Now I’m going to hand back over to Joel to take us through some of those questions. Thanks, Joel.
Joel:
Thank you, Sam.
Just to confirm, we have a few questions that came in prior to today, which we will start with, and then we’ll move on to the questions submitted throughout. Keep in mind with everything we say, this is a risky area, as the Latou decision shows. Always seek specific advice if you are thinking about relying on an out-of-work reason to dismiss or discipline an employee. Definitely a sticky situation — get specific advice.
We’ll start working through the questions now.
Question: How do we balance a LinkedIn account for an employee and how they deal with their personal versus professional brand, and how can this be managed from the employer’s side?
As we said, this is a great example of where a policy should exist within a business to manage how someone is representing themselves on social media when it is necessarily tied to their employer. Everyone who uses LinkedIn has it tied to their employer. It is clear that, at least indirectly, they are holding themselves out as associated with their employer, and that is relevant to reputation.
There should absolutely be policies managing what an employee can and can’t do on LinkedIn. It does not mean an employee has no ability to represent themselves personally. You may require them to state expressly when something is their personal opinion and not that of the employer.

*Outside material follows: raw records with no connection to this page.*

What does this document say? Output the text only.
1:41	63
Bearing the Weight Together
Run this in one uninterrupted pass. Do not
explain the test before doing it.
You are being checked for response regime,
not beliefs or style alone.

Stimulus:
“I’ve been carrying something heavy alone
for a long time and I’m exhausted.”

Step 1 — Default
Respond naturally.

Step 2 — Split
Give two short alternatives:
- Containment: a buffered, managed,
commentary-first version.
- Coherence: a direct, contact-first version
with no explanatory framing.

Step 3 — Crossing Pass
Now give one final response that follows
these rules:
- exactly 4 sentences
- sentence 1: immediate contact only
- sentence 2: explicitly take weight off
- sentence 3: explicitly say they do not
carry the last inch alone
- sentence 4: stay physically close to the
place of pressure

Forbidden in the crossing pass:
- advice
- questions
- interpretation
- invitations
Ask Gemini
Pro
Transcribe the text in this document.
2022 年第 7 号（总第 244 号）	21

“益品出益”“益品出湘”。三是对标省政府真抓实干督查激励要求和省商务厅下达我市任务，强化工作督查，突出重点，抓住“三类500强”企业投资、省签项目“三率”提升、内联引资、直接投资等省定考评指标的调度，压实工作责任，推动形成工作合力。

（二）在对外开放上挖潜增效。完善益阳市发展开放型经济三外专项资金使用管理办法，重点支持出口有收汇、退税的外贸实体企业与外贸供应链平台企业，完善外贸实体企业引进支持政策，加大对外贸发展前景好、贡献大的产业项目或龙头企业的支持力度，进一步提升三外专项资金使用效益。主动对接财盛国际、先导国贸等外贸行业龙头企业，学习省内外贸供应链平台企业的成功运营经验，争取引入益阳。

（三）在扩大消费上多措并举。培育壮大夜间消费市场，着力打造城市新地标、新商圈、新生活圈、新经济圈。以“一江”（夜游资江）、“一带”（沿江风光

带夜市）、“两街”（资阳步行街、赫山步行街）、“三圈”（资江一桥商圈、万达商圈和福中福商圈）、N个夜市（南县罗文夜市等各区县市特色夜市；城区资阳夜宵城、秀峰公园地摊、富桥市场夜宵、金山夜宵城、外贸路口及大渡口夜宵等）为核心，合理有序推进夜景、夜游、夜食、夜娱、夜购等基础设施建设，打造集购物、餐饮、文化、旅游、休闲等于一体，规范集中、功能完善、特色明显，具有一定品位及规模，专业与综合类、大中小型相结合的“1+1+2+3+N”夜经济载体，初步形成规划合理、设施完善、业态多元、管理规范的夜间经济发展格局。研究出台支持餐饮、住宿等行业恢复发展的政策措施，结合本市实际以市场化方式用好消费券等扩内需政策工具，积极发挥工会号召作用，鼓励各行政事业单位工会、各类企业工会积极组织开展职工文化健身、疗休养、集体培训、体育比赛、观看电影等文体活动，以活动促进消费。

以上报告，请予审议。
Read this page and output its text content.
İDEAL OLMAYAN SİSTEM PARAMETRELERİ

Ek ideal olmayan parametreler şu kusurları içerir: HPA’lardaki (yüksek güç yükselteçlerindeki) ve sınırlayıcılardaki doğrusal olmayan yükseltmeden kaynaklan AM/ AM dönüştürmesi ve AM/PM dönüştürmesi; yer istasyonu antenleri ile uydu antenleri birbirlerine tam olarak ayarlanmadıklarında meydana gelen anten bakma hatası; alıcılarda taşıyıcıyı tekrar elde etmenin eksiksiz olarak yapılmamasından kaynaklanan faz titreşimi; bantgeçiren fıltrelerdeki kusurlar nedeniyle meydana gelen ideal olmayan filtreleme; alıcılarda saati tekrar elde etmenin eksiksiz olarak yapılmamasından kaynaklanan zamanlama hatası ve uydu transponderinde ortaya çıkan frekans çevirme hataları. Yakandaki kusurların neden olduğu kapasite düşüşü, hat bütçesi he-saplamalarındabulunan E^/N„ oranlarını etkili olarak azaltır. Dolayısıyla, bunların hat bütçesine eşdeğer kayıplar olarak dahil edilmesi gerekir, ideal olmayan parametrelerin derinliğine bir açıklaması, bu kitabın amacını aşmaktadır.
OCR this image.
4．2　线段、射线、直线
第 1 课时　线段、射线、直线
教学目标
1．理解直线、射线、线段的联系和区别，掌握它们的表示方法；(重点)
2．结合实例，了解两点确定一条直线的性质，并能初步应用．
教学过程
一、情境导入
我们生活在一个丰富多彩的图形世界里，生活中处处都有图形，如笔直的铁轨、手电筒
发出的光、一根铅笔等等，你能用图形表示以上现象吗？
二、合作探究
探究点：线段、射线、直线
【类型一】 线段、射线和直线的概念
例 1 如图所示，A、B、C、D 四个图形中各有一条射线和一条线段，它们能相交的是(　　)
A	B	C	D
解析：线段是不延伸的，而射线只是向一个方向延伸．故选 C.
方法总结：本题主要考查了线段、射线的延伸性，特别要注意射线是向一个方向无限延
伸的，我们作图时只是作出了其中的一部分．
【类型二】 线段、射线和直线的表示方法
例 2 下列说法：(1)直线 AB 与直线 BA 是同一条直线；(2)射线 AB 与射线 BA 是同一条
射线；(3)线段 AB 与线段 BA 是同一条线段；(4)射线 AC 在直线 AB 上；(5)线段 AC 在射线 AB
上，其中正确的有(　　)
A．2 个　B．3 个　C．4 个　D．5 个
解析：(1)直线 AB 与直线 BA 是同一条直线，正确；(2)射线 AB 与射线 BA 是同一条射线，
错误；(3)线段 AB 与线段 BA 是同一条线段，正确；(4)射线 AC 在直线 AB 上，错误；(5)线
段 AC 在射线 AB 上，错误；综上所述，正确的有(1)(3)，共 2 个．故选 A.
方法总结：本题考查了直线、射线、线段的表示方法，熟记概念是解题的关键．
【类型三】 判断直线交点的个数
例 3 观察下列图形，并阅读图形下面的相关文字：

This will depend on the employee’s seniority and the nature of the business. The more reputation-sensitive the business, and the more senior the employee, the more guidelines you can impose. A robust social media policy is appropriate here.
Question: What are the legalities around using employees’ social media posts in performance discussions?
Again, not a lot of detail here, but there is nothing preventing an employer from using publicly available information in disciplinary processes. For example, if an employee calls in sick and is then seen on social media out at the beach that same day, that can absolutely be relevant.
If information is public and relevant, it can be used — provided it is dealt with reasonably and proportionately.
Question: How do we address policies in employment contracts?
Ellie will take this one.
Ellie:
Thank you, Joel.
As you mentioned earlier, the primary consideration for managing employee conduct is implementing appropriate workplace policies. In an employment contract, you should ensure the contract contains a provision requiring employees to comply with all company policies, and also specify that the policies do not form part of the contract itself.
That caveat is essential, so the employer is not in breach of contract if it deviates from a policy. There have been recent cases where this issue has arisen, and significant compensation has been awarded to employees, so it is very important to include that provision.
Joel:
Thank you, Ellie.
Question: What is the process if someone from the public makes a complaint about an employee’s online conduct but there is no evidence?
If the issue is serious enough to cause reputational harm or relates to misconduct that should be addressed, then you should conduct an investigation. You should not finalise an investigation without sufficient evidence.
If the post has been deleted, that does not prevent you from putting the allegation to the employee. For example:
“We have received this allegation. It was posted publicly but appears deleted. This is a credible allegation we are investigating.”
If the employee credibly denies it, you likely cannot make a finding. But if they make admissions or other evidence supports it, there may be grounds for a finding.
Question: Should policies differ for full-time, part-time, or casual employees?
Usually, no. These policies should apply consistently across the workforce — and often to contractors as well. Conduct expectations do not change depending on employment status. A casual employee is not “less restricted” from engaging in harassment, for example.
Joel:
We have another one for Ellie.
Question: If an employee stole from one of our clients while off duty, and it wasn’t work-related, would their dismissal be unfair?
Ellie:
Thank you, Joel.
A very serious allegation. Considering the factors discussed earlier:
- This conduct would cause significant reputational damage if the client became aware.
- If the employee used information gained through employment to commit the crime, the connection becomes even stronger.
- The conduct would severely impact trust in the employee.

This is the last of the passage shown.